What does this mean for Kidshelp Cambodia?
As was also the case last year, Kidshelp’s work has been restricted during this acute pandemic period. Our English school is closed again and continues to be closed and the students study exclusively online, which results in a clear loss of quality, many report that they receive and work on assignments but do not have the opportunity to ask questions or their questions are lost. The district in Phnom Penh where our student residences are located was for some time designated as a red zone. We were at least able to pay certain university/course fees by bank transfer but experienced some difficulty because some banks were not operating normally. Thanks to your support, we were able to continue paying emergency aid for our teachers, many of whom are currently suffering from a loss of income. The disbursement of the sponsorship money is difficult and depends on whether the Village Chief allows it; we are confident that a disbursement can take place in May, however, should it not be possible, we will ensure that disbursements are caught up as soon as possible. Many families have had economic setback; until the end of February most things were in full operation (with the major exception of tourism), but in the last 2-3 months there has been a complete loss of income in many areas. The closed schools are, if not a disaster, then at least a huge challenge for the future for many children, especially from the socio-economically poor families. Online learning tools are to be increasingly introduced, but as so often, this can only be a partial answer, especially if the support conditions are not in place, example, a suitable place to study).

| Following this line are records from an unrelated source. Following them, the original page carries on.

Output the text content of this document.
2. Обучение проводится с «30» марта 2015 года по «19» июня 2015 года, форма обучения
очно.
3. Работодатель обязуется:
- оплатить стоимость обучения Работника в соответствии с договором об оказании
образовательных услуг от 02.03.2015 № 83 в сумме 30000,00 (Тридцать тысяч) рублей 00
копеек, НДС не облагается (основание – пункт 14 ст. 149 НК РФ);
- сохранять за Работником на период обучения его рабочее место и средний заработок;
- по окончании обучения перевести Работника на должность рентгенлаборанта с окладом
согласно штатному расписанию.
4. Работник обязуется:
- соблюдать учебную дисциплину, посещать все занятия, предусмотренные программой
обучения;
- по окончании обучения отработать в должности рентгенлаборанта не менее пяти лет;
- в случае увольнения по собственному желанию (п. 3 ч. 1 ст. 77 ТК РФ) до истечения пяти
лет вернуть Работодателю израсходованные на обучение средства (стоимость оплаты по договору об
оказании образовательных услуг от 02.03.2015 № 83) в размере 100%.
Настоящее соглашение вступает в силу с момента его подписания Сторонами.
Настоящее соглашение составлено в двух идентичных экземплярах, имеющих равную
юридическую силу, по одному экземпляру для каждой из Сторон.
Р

For organisations like Kidshelp, a crisis like this has many implications. The work, even if it is currently limited, remains of immense importance. A small NGO sees this especially in the fact that virtually all the people supported are known personally and it is therefore possible to have direct contact and a close look at the individual circumstances and challenges. It is to be hoped that the measures taken, linked with the high rate of vaccination roll out, will have the desired positive results and that the actual work in direct contact with the sponsored children, the students and their families can soon take place again.

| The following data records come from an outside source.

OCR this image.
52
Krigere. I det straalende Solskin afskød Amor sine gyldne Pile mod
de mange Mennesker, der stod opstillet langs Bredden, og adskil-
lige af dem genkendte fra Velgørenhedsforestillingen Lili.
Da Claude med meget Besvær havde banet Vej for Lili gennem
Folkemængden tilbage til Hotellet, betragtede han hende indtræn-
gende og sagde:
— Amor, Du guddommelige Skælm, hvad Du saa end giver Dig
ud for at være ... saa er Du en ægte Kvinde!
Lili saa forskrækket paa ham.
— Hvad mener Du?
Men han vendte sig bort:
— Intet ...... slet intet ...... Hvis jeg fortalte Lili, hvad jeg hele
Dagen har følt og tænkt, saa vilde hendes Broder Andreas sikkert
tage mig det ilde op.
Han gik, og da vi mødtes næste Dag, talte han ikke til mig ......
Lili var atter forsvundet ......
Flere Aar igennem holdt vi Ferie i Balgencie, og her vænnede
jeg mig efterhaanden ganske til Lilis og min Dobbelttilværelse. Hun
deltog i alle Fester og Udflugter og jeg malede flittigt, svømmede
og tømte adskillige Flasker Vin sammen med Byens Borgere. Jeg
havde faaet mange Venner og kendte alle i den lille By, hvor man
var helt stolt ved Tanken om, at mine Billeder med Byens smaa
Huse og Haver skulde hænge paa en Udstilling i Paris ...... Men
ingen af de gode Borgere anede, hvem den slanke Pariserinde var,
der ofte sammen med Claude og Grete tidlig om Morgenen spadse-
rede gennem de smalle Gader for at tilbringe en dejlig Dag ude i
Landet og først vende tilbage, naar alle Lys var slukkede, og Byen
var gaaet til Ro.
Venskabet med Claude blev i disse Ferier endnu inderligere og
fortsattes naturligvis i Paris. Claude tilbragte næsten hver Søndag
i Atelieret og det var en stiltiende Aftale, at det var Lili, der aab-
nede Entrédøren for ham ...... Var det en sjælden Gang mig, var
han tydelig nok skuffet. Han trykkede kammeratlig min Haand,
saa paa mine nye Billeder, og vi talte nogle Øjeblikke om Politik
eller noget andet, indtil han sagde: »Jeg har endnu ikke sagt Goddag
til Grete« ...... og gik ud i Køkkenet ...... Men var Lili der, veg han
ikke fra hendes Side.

Finally, some personal information. I, Florian, hereby say goodbye to you as Country Director of Kidshelp Cambodia. I would have loved to say goodbye to you next year or the year after, or at least much later. Unfortunately, during the pandemic, everything turned out different from what I had planned, wished, thought, and hoped. Now, after just five months, I have unfortunately, due to health reasons to say goodbye to Cambodia and Kidshelp.

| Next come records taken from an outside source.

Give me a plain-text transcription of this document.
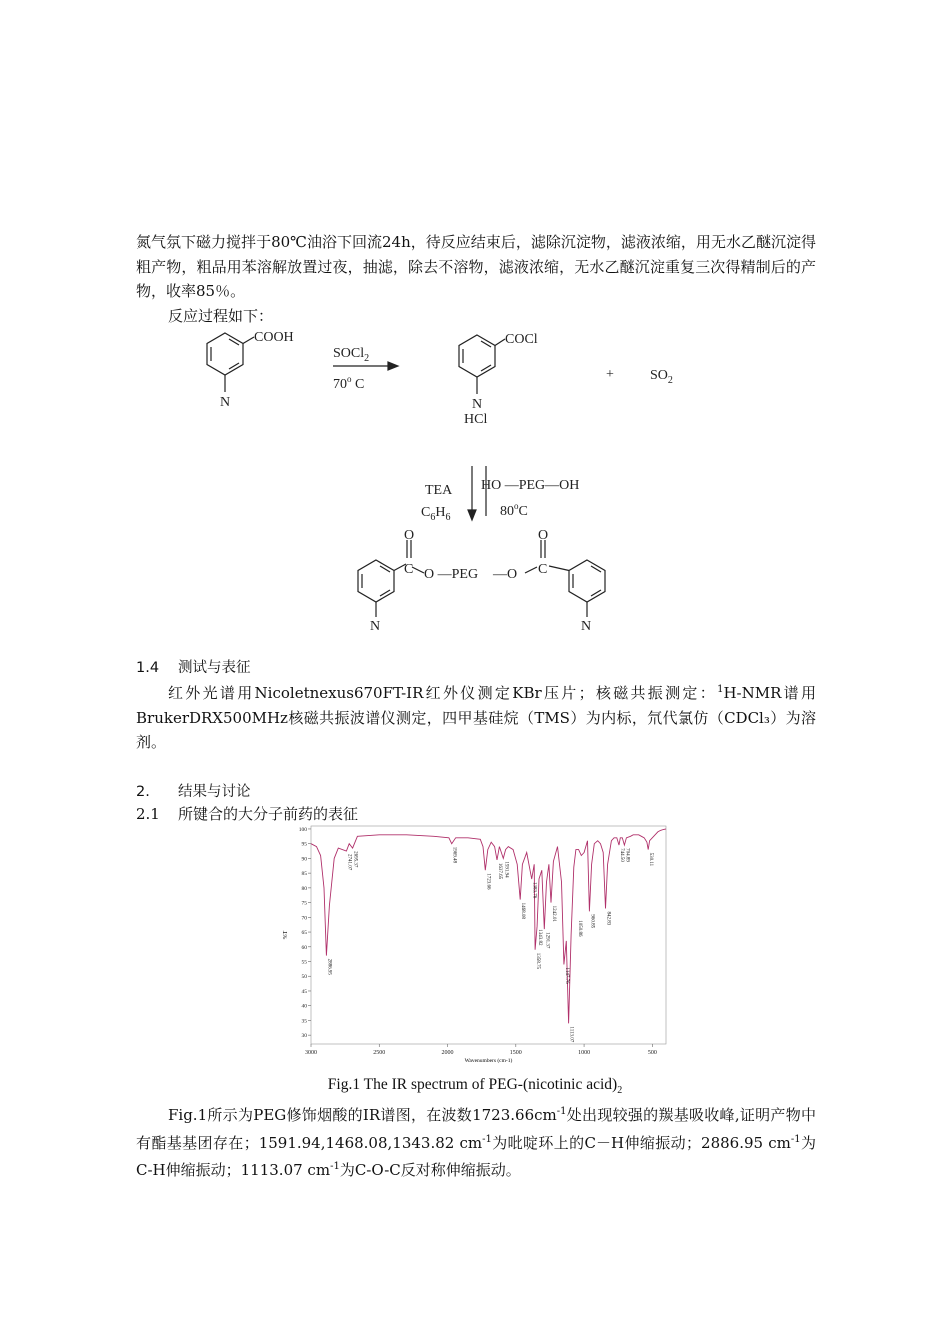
氮气氛下磁力搅拌于80℃油浴下回流24h，待反应结束后，滤除沉淀物，滤液浓缩，用无水乙醚沉淀得粗产物，粗品用苯溶解放置过夜，抽滤，除去不溶物，滤液浓缩，无水乙醚沉淀重复三次得精制后的产物，收率85％。

反应过程如下：

COOH
N
SOCl$_2$
70$^o$ C
COCl
N
HCl
+	$SO_2$
TEA
$C_6H_6$
HO —PEG—OH
80$^o$C
O
C O —PEG —O
O
C
N	N

1.4 测试与表征

红外光谱用Nicoletnexus670FT-IR红外仪测定KBr压片；核磁共振测定：$^1$H-NMR谱用BrukerDRX500MHz核磁共振波谱仪测定，四甲基硅烷（TMS）为内标，氘代氯仿（CDCl₃）为溶剂。

2. 结果与讨论

2.1 所键合的大分子前药的表征

3000	2500	2000	1500	1000	500
100
95
90
85
80
75
70
65
60
55
50
45
40
35
30
2886.95
2741.07 2695.37	1969.48
1723.66
1637.65 1591.94
1468.08
1383.76
1358.75
1343.82 1291.37
1242.01
1147.76
1113.07
1050.86 960.85 842.83
744.50 704.89	530.11
Wavenumbers (cm-1)
%T

Fig.1 The IR spectrum of PEG-(nicotinic $acid)_2$

Fig.1所示为PEG修饰烟酸的IR谱图，在波数$1723.66cm^{-1}$处出现较强的羰基吸收峰,证明产物中有酯基基团存在；1591.94,1468.08,1343.82 $cm^{-1}$为吡啶环上的C－H伸缩振动；2886.95 $cm^{-1}$为C-H伸缩振动；1113.07 $cm^{-1}$为C-O-C反对称伸缩振动。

Our long-time and competent local staff members, Khath Khemara and Hun Tharith, will for the time being take over most of the tasks of the country office – until Kidshelp are able to appoint a new Country Director. In all this great disappointment, this does create a great opportunity for Khemara and Tharith and we are happy about and thank them for their quick commitment to take on new tasks and responsibilities. With respect to the new school, plans are in place to ensure the work to review tenders received are evaluated and recommendations made.